Having seen a steady decline in its commercially- and socially-important lake whitefish fishery, Great Lakes St Lawrence Governors & Premiers (GSGP) is two years into a long-term project facilitating a turnaround in the local region’s seafood fortunes through the adoption of 100% Fish strategies.

GSGP Executive Director David Naftzger told the 5th Fish Waste for Profit conference in Reykjavik, Iceland, that the Chicago-based organisation – representing the Governors of the Great Lakes States and the Canadian Premiers of Ontario and Québec, and its partners – launched the 100% Great Lakes Fish initiative in September 2022, recognising that a full fish utilisation strategy offered significant opportunities for its traditional fisheries and emerging aquaculture industry.

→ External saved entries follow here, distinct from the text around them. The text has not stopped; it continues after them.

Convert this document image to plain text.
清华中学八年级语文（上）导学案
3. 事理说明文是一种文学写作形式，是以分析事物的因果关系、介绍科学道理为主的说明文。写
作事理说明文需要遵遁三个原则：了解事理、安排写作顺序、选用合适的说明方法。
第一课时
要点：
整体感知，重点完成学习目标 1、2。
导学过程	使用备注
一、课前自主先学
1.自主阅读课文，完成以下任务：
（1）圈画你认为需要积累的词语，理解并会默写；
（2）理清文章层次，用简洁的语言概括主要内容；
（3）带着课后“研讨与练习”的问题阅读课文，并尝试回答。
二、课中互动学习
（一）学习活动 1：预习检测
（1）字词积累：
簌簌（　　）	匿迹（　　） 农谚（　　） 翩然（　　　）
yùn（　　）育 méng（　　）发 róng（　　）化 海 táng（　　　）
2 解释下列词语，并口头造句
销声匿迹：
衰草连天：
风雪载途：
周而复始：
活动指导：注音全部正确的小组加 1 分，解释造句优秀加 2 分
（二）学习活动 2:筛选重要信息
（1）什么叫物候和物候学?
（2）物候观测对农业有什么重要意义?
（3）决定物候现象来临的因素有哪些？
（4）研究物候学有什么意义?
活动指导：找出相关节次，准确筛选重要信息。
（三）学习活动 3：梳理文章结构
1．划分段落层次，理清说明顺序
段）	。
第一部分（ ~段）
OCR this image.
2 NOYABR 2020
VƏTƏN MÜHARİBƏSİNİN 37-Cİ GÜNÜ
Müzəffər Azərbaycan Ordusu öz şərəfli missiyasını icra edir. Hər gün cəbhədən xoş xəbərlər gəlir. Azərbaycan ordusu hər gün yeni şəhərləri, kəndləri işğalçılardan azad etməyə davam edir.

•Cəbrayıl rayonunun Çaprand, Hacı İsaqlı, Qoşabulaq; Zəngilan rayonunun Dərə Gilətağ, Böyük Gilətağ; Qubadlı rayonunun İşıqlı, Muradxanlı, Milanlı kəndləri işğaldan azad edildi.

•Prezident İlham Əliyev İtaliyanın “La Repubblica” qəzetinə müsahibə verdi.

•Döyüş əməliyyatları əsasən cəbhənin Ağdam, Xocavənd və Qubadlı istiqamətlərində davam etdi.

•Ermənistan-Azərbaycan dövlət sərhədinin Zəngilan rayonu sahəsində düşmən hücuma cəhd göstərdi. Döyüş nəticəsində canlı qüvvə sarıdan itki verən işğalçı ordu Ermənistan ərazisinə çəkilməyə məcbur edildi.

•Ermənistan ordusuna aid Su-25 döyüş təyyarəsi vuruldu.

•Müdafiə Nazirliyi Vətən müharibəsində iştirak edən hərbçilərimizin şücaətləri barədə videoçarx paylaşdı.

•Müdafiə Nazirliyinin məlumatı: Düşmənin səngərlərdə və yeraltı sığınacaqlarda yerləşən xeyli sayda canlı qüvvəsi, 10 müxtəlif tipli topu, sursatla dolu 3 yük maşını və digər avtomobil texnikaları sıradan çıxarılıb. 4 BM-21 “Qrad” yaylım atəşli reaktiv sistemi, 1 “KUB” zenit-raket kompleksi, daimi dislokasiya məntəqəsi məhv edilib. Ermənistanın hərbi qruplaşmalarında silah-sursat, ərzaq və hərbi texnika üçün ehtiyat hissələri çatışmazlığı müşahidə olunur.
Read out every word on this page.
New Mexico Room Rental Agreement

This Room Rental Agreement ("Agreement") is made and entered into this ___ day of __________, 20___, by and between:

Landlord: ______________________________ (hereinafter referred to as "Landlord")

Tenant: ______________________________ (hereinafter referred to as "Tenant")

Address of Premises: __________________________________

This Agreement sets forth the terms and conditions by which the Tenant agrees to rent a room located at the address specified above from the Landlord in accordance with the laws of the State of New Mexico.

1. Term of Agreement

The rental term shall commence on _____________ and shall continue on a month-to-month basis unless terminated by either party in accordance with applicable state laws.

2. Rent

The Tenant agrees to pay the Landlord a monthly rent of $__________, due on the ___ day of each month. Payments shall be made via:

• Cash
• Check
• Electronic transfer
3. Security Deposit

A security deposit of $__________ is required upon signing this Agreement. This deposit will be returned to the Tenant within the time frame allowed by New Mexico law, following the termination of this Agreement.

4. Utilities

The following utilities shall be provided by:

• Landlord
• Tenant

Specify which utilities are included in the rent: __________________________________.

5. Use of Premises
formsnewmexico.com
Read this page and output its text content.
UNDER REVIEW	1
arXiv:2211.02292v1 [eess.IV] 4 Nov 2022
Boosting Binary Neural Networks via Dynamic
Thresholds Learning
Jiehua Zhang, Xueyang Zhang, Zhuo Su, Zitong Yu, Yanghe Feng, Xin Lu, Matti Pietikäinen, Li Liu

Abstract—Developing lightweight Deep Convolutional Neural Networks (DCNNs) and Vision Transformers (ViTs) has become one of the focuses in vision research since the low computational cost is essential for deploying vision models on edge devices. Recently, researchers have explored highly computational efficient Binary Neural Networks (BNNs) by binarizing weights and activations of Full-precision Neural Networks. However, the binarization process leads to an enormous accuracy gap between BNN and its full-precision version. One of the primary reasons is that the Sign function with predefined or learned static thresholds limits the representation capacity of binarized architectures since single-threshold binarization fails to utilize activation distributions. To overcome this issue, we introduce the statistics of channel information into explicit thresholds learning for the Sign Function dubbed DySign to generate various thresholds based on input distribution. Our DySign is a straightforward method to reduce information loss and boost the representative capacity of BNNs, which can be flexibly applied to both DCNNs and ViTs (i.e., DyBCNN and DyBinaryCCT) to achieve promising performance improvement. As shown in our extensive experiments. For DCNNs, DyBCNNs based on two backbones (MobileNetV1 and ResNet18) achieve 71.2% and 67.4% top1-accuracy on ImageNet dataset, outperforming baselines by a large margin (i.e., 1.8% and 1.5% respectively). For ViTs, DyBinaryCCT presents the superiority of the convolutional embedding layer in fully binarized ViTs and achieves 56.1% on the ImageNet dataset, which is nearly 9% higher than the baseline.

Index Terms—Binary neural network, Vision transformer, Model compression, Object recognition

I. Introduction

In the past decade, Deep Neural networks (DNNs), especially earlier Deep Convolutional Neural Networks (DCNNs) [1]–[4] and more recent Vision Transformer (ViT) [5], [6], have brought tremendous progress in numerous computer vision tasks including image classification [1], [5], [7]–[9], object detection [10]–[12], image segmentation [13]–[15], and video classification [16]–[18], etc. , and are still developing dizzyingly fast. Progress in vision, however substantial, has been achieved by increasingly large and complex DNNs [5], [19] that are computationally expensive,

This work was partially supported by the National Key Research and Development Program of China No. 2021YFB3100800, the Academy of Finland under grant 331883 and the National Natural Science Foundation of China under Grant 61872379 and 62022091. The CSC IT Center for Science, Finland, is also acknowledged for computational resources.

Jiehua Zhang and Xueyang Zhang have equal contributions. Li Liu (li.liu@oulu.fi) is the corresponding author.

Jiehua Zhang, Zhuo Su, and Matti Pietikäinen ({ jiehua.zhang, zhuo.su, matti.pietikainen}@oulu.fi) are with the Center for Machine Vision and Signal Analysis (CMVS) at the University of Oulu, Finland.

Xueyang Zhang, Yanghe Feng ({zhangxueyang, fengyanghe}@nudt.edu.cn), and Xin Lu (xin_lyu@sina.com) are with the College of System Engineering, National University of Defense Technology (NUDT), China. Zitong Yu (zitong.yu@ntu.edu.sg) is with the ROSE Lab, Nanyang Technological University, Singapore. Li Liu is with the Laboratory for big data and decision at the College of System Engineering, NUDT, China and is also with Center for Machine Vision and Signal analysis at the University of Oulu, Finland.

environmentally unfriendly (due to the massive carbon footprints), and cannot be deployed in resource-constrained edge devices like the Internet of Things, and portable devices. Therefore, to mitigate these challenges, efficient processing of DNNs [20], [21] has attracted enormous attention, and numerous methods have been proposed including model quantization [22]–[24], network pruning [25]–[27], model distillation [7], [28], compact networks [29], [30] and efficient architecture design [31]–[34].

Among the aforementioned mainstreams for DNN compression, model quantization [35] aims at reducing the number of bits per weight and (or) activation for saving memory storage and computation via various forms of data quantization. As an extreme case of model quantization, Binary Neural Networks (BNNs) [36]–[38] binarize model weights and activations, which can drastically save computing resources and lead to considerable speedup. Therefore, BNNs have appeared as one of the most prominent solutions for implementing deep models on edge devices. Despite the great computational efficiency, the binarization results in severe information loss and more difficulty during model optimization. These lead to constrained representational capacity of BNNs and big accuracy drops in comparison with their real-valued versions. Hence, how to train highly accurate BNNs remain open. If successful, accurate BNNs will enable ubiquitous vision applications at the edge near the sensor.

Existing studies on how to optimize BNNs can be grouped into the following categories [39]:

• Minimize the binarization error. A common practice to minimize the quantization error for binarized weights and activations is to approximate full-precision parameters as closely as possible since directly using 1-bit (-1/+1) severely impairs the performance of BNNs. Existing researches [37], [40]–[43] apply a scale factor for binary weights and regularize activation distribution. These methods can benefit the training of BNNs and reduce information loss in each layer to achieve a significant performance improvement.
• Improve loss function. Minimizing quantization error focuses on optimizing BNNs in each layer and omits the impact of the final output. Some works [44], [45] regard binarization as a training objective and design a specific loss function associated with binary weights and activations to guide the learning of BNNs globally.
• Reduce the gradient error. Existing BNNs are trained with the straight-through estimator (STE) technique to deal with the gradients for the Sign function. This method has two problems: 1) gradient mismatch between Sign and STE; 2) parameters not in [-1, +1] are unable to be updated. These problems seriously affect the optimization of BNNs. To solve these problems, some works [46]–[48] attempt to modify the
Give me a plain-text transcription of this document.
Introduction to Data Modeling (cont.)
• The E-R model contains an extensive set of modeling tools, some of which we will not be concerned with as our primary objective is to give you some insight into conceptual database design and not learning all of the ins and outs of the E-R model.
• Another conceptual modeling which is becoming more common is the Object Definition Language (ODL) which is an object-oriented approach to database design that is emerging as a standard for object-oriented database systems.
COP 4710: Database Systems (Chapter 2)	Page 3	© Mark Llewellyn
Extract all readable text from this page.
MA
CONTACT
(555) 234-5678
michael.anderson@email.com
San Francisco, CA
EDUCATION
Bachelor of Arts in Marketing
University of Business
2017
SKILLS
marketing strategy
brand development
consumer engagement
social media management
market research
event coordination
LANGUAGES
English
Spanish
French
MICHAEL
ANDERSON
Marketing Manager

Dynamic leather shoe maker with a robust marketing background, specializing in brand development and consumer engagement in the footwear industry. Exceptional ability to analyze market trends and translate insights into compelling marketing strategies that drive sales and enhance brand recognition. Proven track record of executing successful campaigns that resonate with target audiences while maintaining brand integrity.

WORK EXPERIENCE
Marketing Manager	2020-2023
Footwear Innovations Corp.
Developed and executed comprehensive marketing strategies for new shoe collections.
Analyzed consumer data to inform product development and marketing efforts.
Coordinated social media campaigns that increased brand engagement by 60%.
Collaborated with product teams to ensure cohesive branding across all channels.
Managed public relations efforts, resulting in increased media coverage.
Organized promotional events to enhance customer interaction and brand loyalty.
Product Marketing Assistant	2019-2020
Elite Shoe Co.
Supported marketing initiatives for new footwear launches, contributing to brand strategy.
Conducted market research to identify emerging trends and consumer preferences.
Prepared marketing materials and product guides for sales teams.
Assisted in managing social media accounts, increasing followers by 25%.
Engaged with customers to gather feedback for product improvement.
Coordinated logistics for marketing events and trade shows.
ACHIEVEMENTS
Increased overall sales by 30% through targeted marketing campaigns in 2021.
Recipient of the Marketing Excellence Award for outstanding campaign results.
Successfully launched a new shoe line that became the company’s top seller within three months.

Having seen the lake whitefish stock deteriorate and come close to collapse in certain areas of the Great Lakes, it accepted that it couldn’t restock its way out of the problem, despite some progress in that regard, Naftzger said.

“At the same time, we have seen the 100% Fish model work here in Iceland and elsewhere. We know we can drive more value for our fishery, even if our catch is declining.”

Naftzger explained that the process began with some basic analysis that focused on trying to understand what was happening within the Great Lakes fishery. And from there, GSGP started to ask questions. It also started to build a “culture of collaboration”, through which it has got to know a lot of different industry leaders and organisations.

While its fisheries had been based on fillet production, it is now looking beyond this – at greater product diversity, with a programme of studies and evaluations planned for the next few years, including value chain analyses and the creation of new partnerships.

“We’re going to be identifying economic and environmental benefits of these various options and different product opportunities to find what is optimal for our region, what will create the most sustainable outcome environmentally, and what’s going to be most economically impactful,” Naftzger said.

The journey has really taken hold in the past two years, he said. “We’re in a really exciting place. We’ve accomplished a lot in short period of time, but this is something we’re committed to and that we’re going to sustain over the long -erm. Our regional economy is transforming, and this can be an important pillar of what we’re trying to build in Great Lakes, a sustainable future, one that deals with a traditional industry in a new and creative way.”